The presenter delves into Meituan's history, clarifying that it's a massive company, generating nearly four times the revenue of DoorDash and slightly less than Uber. Founded in 2010 by Wonging, Meituan evolved from a group buying company to a dominant food delivery service, entering the market even before Uber Eats. The video also explores the potential origin of the name "LongCat," suggesting it might be inspired by the Chinese translation of chinchilla ("longma" or "dragon cat"), referencing DeepMind's Chinchilla paper, or even the internet "long cat" meme. Meituan's technical prowess is highlighted by its long history of publishing technical blogs since 2013 and over 80 research papers on arXiv since 2019, demonstrating a deep-rooted culture of open research and technical capability long before LongCat's official announcement in September 2025.

LongCat Flash Chat: Innovative LLM (5:05 - 9:30)

LongCat's first open-source release, LongCat Flash Chat, is detailed as a non-reasoning model accompanied by a 36-page technical report. This report is praised for its unprecedented depth, covering everything from pre-training to distributed training strategies, and even infrastructure details like achieving a training cost of $0.5 per million tokens. The model introduces a novel "context-aware dynamical computation mechanism" that uses "zero computation experts" within its Mixture of Experts (MoE) architecture. This allows the model to dynamically allocate more resources to difficult tokens and less to easier ones, significantly improving compute efficiency. Despite its unique MoE++ mechanism, which is not commonly used, LongCat Flash Chat trained in just 30 days and can serve 100 tokens per second on H100s, demonstrating top-tier performance in agentic tool use and instruction following, comparable to Deepseek V3.1.

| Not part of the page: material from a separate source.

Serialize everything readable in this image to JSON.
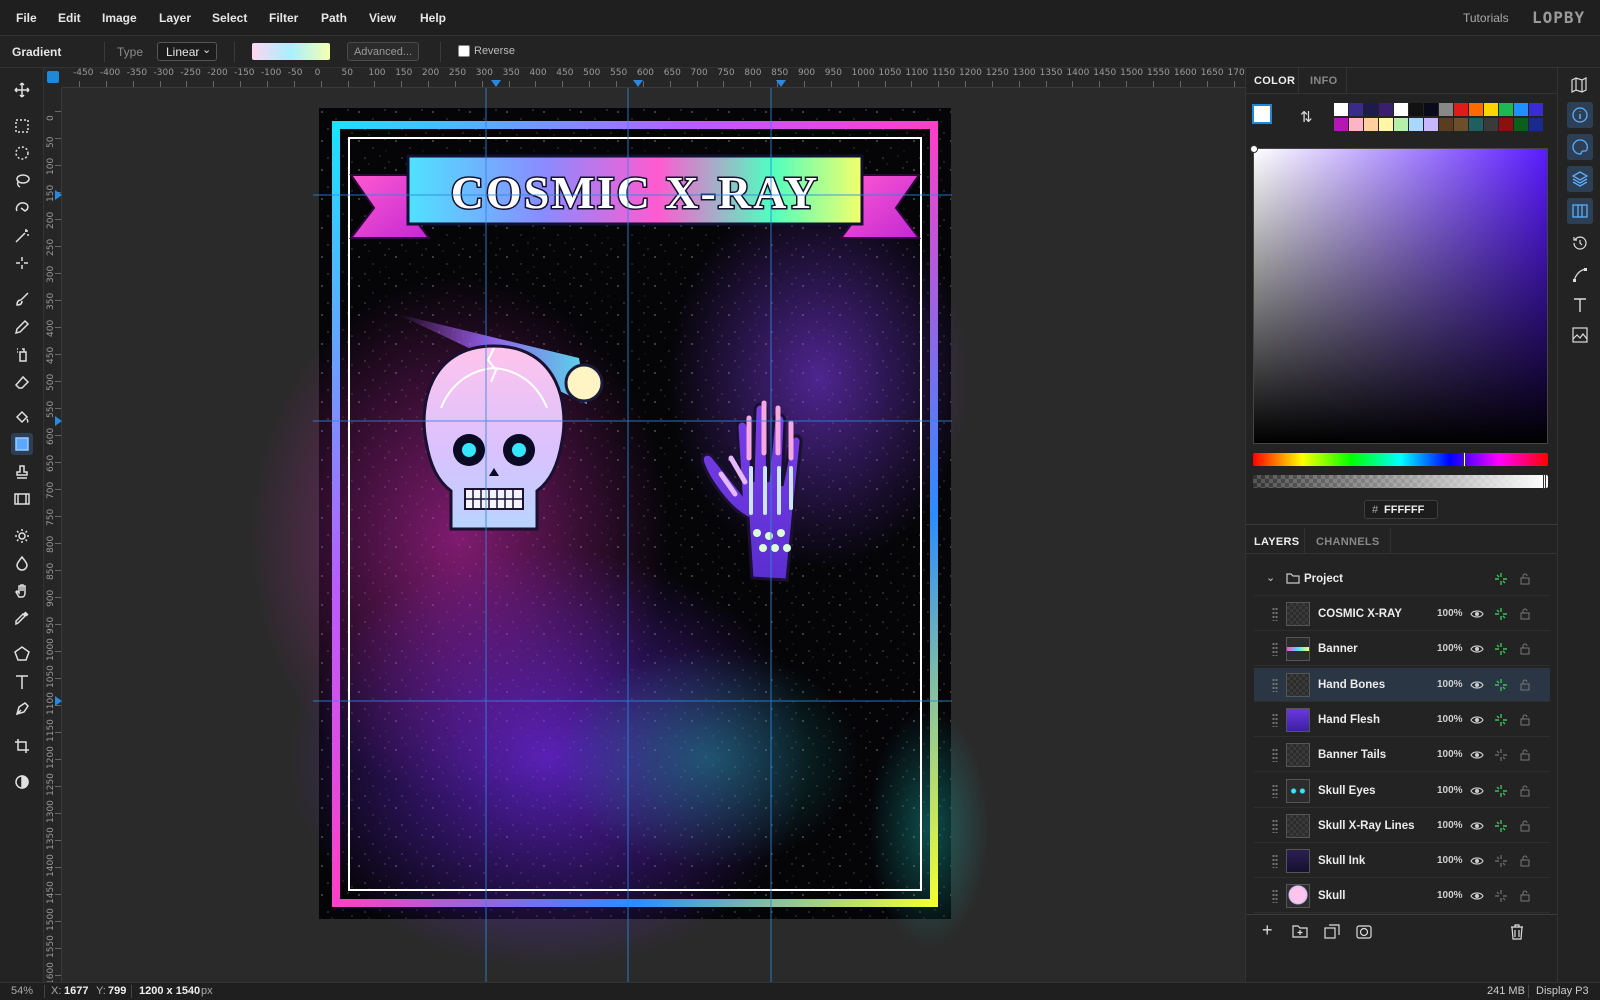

LongCat Video: Generative Video Model (9:31 - 11:13)

Released a month after Flash Chat, LongCat Video is presented as a highly valuable contribution to the video generation field, especially given the prevalence of closed-source models. It proposes a 3D block sparse attention mechanism for video latent, which reduces compute by over 90% while maintaining near-lossless quality. The model also incorporates GRPO (used in DeepSeek V3) for flow matching video models and unifies text-to-video, image-to-video, and video continuation into a single input type, a crucial step towards true world models. This unified approach contrasts with the brute-force cross-attention methods often seen in other models.

LongCat Flash Omni: Omnimodal Model (11:14 - 12:24)

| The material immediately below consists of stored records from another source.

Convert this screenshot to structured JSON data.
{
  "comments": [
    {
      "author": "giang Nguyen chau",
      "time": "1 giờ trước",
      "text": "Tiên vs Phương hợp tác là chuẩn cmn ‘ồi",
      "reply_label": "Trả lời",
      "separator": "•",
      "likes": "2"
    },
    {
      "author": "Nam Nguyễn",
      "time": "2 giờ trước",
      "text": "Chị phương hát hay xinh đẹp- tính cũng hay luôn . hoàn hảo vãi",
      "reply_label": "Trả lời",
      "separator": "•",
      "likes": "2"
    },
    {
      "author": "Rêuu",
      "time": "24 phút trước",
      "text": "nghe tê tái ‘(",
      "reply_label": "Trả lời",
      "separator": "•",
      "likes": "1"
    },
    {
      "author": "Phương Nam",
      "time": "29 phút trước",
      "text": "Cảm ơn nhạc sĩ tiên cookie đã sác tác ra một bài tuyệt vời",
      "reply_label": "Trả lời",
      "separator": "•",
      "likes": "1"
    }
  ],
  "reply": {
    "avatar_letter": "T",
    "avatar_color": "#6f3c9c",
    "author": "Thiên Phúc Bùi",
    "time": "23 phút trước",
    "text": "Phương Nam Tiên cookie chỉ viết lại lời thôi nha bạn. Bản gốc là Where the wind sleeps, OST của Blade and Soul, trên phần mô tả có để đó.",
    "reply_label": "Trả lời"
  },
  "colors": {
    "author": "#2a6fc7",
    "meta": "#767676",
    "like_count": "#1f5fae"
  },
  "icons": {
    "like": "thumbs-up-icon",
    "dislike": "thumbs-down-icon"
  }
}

One of LongCat's latest papers introduces an omnimodal model built on LongCat Flash, integrating visual and audio inputs with text and audio outputs. While not fully symmetric in input/output, it demonstrates multimodal understanding capabilities comparable to leading private models like Quen 3 Omni, GT40, and Gemini 2.5. A key contribution is LongCat's in-depth sharing of omnimodal model infrastructure optimization, including complex techniques like modality-decoupled parallelism and chunk-based modality bridges, which are rarely disclosed by other labs. This transparency highlights LongCat's commitment to open knowledge sharing.

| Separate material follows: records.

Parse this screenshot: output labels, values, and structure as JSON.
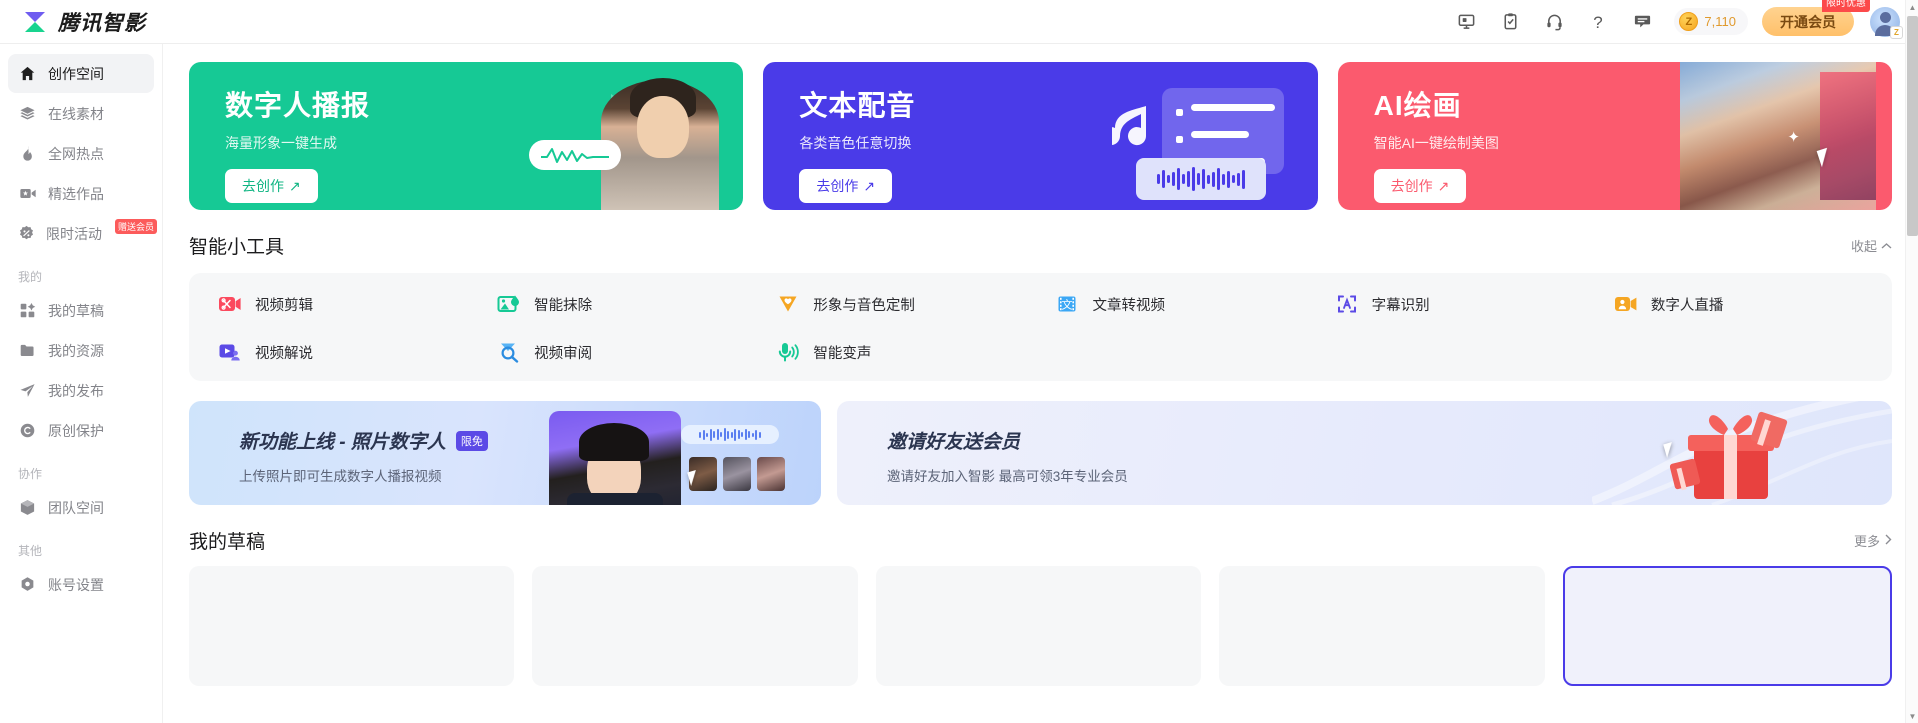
{
  "header": {
    "brand_name": "腾讯智影",
    "logo_icon": "hourglass-logo-icon",
    "icons": [
      {
        "name": "screen-icon",
        "label": "屏幕录制"
      },
      {
        "name": "clipboard-check-icon",
        "label": "任务"
      },
      {
        "name": "headset-icon",
        "label": "客服"
      },
      {
        "name": "question-icon",
        "label": "帮助"
      },
      {
        "name": "message-icon",
        "label": "反馈"
      }
    ],
    "coin": {
      "icon": "coin-icon",
      "symbol": "Z",
      "count": "7,110"
    },
    "vip": {
      "label": "开通会员",
      "badge": "限时优惠"
    },
    "avatar": {
      "name": "user-avatar",
      "tag": "Z"
    }
  },
  "sidebar": {
    "items": [
      {
        "label": "创作空间",
        "icon": "home-icon",
        "active": true
      },
      {
        "label": "在线素材",
        "icon": "layers-icon",
        "active": false
      },
      {
        "label": "全网热点",
        "icon": "fire-icon",
        "active": false
      },
      {
        "label": "精选作品",
        "icon": "video-star-icon",
        "active": false
      },
      {
        "label": "限时活动",
        "icon": "percent-badge-icon",
        "active": false,
        "badge": "赠送会员"
      }
    ],
    "group_mine_title": "我的",
    "mine": [
      {
        "label": "我的草稿",
        "icon": "grid-icon"
      },
      {
        "label": "我的资源",
        "icon": "folder-icon"
      },
      {
        "label": "我的发布",
        "icon": "send-icon"
      },
      {
        "label": "原创保护",
        "icon": "copyright-icon"
      }
    ],
    "group_collab_title": "协作",
    "collab": [
      {
        "label": "团队空间",
        "icon": "box-icon"
      }
    ],
    "group_other_title": "其他",
    "other": [
      {
        "label": "账号设置",
        "icon": "gear-icon"
      }
    ]
  },
  "banners": [
    {
      "title": "数字人播报",
      "subtitle": "海量形象一键生成",
      "button": "去创作",
      "color": "#16c995"
    },
    {
      "title": "文本配音",
      "subtitle": "各类音色任意切换",
      "button": "去创作",
      "color": "#4a3be8"
    },
    {
      "title": "AI绘画",
      "subtitle": "智能AI一键绘制美图",
      "button": "去创作",
      "color": "#fb5a6e"
    }
  ],
  "tools_section": {
    "title": "智能小工具",
    "collapse_label": "收起",
    "collapse_icon": "chevron-up-icon",
    "tools": [
      {
        "label": "视频剪辑",
        "icon": "scissors-video-icon",
        "color": "#fb4a5e"
      },
      {
        "label": "智能抹除",
        "icon": "image-eraser-icon",
        "color": "#16c995"
      },
      {
        "label": "形象与音色定制",
        "icon": "shield-heart-icon",
        "color": "#f5a623"
      },
      {
        "label": "文章转视频",
        "icon": "text-film-icon",
        "color": "#3ba7f5"
      },
      {
        "label": "字幕识别",
        "icon": "subtitle-a-icon",
        "color": "#5b4ae6"
      },
      {
        "label": "数字人直播",
        "icon": "person-camera-icon",
        "color": "#f5a623"
      },
      {
        "label": "视频解说",
        "icon": "play-person-icon",
        "color": "#5b4ae6"
      },
      {
        "label": "视频审阅",
        "icon": "magnifier-review-icon",
        "color": "#3ba7f5"
      },
      {
        "label": "智能变声",
        "icon": "microphone-icon",
        "color": "#16c995"
      }
    ]
  },
  "promos": [
    {
      "title": "新功能上线 - 照片数字人",
      "badge": "限免",
      "subtitle": "上传照片即可生成数字人播报视频"
    },
    {
      "title": "邀请好友送会员",
      "badge": "",
      "subtitle": "邀请好友加入智影 最高可领3年专业会员"
    }
  ],
  "drafts_section": {
    "title": "我的草稿",
    "more_label": "更多",
    "more_icon": "chevron-right-icon",
    "cards": [
      {
        "selected": false
      },
      {
        "selected": false
      },
      {
        "selected": false
      },
      {
        "selected": false
      },
      {
        "selected": true
      }
    ]
  },
  "scrollbar": {
    "up_icon": "scroll-up-icon",
    "down_icon": "scroll-down-icon"
  }
}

Conclusion (12:25 - 13:44)

The video concludes by emphasizing LongCat's consistent innovation in optimization and efficiency, with many new techniques focused on infrastructure and compute reduction. The presenter recommends keeping an eye on Meituan's LongCat in 2026, especially for those interested in AI research, as their papers are a valuable resource for learning advanced AI infrastructure skills. The presenter then promotes their own new learning website, "Intuitive AI Academy," which offers intuitive explanations of LLM concepts from the ground up, with over 100,000 words written. A limited-time "NYNM" discount code is offered for 50% off a yearly plan. The video ends with acknowledgments to patrons and YouTube members.